Словно ток пробежал по толпе: до того родным было слово, до того сладкими воспоминаниями отзывалось оно. Ведь не меньше четверти были судимыми, и знали, какие оно будит надежды в тоскующей зековской душе. А среди остальных слово это родило любовь и милость к несчастненьким. Зарыдали бабы; вмиг горемыки были развязаны, и их принялись угощать брагой из трехлитровых банок. Они пытались вырваться — да куда там! Все хотели выпить с ними за чудесное избавление. И, хоть и все славили царя с царицею за их великую милость, — но основное внимание от них было все же отвлечено; Валичка с Мелитою привстали, размяли ноги, и готовились уже улизнуть, скинув тяжелые скипетры и короны, — но остановлены были неистовой Португалкой:
— Вы куды наладились, батюшко-матушко?! С народом-то не хотите побыть?
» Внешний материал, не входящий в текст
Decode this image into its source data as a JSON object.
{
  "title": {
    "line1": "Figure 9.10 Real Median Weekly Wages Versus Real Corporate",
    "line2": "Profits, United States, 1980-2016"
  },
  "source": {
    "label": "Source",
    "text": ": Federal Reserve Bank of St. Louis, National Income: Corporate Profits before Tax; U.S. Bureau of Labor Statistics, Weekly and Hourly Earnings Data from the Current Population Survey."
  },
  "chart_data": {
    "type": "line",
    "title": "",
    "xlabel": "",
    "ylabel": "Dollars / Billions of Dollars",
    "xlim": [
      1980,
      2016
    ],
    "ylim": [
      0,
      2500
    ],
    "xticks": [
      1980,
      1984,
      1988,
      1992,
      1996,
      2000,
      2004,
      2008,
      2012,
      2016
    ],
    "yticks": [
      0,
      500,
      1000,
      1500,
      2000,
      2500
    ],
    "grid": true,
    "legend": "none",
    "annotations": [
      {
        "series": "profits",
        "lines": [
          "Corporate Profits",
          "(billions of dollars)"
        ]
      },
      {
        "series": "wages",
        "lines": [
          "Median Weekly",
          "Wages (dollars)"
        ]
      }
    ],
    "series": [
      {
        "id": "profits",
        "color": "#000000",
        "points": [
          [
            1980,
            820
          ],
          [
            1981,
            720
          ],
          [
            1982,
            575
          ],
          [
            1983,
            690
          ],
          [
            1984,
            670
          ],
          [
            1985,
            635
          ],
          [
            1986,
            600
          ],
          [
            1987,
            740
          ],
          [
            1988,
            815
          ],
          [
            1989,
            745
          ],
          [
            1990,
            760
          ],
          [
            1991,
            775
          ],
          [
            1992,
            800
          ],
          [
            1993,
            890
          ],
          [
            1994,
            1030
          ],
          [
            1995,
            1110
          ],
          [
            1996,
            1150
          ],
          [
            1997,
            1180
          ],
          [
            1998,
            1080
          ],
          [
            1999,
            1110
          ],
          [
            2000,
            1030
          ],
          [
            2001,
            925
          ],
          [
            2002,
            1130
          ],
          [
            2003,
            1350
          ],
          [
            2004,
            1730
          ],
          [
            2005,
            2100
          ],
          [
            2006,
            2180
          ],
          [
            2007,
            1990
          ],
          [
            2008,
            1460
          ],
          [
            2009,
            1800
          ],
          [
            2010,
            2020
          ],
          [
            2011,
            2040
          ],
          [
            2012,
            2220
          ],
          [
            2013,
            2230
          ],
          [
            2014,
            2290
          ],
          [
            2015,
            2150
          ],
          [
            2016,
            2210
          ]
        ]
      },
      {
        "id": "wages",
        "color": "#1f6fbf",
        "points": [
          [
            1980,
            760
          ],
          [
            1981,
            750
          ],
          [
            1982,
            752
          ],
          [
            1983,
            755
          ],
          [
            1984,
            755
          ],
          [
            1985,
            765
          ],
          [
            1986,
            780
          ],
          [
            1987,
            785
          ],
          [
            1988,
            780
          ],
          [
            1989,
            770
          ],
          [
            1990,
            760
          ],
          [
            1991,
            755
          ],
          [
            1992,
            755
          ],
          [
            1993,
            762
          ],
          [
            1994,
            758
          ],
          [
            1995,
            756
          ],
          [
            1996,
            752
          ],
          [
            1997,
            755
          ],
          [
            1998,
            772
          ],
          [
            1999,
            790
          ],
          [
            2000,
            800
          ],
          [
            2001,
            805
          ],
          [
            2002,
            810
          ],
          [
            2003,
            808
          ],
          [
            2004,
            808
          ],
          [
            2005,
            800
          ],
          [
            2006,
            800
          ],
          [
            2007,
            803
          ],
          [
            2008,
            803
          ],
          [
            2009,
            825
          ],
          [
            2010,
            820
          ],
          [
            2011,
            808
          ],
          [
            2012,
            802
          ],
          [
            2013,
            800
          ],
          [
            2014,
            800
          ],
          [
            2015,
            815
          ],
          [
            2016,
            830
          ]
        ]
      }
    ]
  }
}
— Ах, тета Маша! — сказала Мелита. — Да вы гляньте на него: ведь еле на ногах держится! Такое напряжение, да брага еще эта… вы шутите?!
— Нет, вы постойте! — кандидатка в фрейлины встала на их пути и раскинула большие руки. — Вы теперь не в том чине, чтобы по своей земле пешком ходить. Только знак дайте — отвезут, куда надо. Эй, Мокеич!..
Вежливо толкаемые сзади, они перевалились через борт железной тележки, и «Беларусь» повез их к дому бабки Кузьмовны. Деревенские пацаны бежали по бокам с криками: «Дай тыщу! Дай тыщу!..».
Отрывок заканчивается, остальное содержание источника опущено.